In a 6-3 decision, the Washington State Supreme Court in Fed. Home Loan Bank of Seattle v. Credit Suisse Sec. (USA) LLC, 449 P.3d 1019, 1020 (Wash. 2019) ruled that a plaintiff does not need to prove they relied on misleading statements or omissions to establish a claim under RCW 21.20.010(2).

The plaintiff in this consolidated case purchased approximately $900 million in residential mortgaged-backed securities from Credit Suisse Securities (USA) LLC and Barclays Capital Inc. The plaintiff claimed the investment banks made several misrepresentations in their prospectuses and sued for violations of RCW 21.20.010(2), which prohibits the use of untrue statements of material fact in connection with the offer, sale, or purchase of a security.

At trial, both defendants moved for summary judgment in their respective cases, arguing that the plaintiff failed to establish that it reasonably relied on the alleged misrepresentations. Agreeing with the defendants, the trial courts granted the motions for summary judgment. On appeal, the plaintiff argued that it did not need to prove reasonable reliance on a misrepresentation in order to prevail in a lawsuit alleging violations of RCW 21.20.010(2). The appellate courts, however, disagreed and affirmed the trial court rulings. This prompted the plaintiff to appeal to the Washington State Supreme Court.

The certified question before the Washington State Supreme Court was “whether the Securities Act of Washington requires a plaintiff suing for a violation of RCW 21.20.010(2) to prove reliance.”

DFI filed an amicus brief arguing that Washington law does not require a plaintiff to prove reliance. Of the many arguments asserted in the amicus brief, DFI argued that not only does a plain language reading of the Securities Act indicate reliance is not a required element, but that the Act was modeled after the Uniform Securities Act of 1956, not federal Rule 10b-5, and the commentary to the ’56 Act explicitly states that it was “not intended as a requirement that the buyer prove reliance on [an] untrue statement or the omission.”

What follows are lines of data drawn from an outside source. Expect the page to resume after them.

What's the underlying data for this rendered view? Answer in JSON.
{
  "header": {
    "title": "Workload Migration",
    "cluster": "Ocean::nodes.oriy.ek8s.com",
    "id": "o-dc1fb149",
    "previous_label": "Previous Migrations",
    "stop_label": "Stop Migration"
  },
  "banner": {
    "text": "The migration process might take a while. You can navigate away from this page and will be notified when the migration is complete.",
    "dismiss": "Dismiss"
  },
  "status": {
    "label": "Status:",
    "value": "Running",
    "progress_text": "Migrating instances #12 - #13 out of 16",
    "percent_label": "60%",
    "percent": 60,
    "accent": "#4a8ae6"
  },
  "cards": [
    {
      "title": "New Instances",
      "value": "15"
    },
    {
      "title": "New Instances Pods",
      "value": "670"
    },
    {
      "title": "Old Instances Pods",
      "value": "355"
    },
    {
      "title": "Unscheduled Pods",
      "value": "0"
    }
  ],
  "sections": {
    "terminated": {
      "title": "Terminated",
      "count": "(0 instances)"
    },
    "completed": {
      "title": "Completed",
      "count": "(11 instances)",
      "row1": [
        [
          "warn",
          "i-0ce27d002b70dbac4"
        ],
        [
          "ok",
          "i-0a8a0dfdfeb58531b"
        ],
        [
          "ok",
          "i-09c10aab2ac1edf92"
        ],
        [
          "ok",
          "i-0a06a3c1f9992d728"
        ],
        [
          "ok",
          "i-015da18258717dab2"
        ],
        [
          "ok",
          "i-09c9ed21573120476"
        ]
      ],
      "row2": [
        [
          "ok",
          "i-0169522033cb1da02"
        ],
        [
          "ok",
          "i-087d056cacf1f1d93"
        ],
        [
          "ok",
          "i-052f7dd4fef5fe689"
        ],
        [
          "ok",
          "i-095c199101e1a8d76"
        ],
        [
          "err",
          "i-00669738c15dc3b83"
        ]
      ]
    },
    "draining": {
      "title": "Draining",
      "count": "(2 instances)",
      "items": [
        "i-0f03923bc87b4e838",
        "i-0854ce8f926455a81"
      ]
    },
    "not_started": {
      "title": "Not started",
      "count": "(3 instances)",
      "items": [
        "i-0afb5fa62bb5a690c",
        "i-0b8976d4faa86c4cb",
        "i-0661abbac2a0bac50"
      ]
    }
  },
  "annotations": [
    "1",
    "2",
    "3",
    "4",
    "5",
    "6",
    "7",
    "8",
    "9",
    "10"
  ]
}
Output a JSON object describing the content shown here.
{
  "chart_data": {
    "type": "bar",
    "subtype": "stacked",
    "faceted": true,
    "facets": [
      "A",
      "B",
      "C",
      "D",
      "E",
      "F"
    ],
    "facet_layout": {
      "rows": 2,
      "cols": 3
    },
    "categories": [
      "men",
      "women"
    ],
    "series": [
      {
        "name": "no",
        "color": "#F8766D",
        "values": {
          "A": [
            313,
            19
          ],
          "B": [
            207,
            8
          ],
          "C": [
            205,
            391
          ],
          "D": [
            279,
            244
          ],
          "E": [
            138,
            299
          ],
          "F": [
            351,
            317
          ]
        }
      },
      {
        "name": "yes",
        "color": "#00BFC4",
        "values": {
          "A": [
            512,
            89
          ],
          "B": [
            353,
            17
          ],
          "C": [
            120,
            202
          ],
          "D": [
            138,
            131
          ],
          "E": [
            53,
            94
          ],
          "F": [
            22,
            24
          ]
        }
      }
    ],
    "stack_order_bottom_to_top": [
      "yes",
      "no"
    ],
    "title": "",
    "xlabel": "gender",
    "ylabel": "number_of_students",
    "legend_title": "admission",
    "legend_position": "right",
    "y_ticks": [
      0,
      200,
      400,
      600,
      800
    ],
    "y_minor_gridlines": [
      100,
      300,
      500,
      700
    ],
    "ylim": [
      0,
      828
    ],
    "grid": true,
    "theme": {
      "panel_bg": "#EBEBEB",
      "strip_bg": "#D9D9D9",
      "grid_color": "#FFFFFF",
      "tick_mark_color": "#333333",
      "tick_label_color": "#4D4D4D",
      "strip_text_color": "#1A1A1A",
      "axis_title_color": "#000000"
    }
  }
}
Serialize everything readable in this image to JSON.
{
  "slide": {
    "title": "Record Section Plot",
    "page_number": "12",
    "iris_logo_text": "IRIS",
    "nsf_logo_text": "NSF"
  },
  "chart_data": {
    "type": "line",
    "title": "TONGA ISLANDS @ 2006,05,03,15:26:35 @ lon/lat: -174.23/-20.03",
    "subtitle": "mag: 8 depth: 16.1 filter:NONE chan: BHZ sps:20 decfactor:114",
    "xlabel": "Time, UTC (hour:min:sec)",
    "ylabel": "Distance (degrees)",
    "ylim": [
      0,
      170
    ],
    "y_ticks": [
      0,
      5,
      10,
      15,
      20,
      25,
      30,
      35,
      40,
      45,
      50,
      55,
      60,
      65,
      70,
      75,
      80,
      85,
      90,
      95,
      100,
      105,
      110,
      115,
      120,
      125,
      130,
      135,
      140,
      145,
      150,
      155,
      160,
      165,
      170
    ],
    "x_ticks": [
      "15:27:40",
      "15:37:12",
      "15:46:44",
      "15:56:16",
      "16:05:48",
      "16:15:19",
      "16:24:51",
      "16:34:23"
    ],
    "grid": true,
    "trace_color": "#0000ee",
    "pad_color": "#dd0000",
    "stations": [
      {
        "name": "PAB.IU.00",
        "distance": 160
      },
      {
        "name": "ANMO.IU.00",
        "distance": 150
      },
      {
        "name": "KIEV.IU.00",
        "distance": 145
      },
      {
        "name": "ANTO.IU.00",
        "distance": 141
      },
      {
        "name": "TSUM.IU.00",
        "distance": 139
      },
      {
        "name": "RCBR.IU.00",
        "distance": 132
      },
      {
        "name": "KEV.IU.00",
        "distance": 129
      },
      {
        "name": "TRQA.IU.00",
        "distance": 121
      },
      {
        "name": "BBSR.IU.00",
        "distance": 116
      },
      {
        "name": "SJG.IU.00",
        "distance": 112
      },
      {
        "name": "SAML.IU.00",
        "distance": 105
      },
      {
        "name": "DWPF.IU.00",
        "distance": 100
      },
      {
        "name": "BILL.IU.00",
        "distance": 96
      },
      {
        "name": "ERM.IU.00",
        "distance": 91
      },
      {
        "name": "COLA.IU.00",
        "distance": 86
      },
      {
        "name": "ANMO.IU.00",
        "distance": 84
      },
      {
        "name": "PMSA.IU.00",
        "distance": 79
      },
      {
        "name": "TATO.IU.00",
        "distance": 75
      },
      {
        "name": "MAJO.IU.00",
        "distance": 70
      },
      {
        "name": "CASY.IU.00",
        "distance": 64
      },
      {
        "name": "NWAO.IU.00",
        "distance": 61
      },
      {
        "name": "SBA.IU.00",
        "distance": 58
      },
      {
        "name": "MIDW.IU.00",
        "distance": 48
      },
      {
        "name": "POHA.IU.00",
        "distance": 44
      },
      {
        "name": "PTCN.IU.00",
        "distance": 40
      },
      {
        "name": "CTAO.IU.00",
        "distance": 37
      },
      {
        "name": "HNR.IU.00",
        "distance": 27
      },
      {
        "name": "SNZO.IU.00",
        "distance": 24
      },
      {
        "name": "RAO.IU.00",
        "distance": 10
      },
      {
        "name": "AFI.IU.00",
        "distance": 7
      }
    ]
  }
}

Writing for the Majority, Justice Wiggins echoed several of the arguments asserted by DFI in its amicus brief. The Court reasoned that a plain reading of the Securities Act of Washington demonstrates that a plaintiff does not need to prove reliance, and that the commentary to the Uniform Securities Act of 1956, after which the Securities Act of Washington was modeled, unequivocally supports this plain language reading. The Court also reasoned that its holding furthers the purpose of the Securities Act of Washington – to protect investors.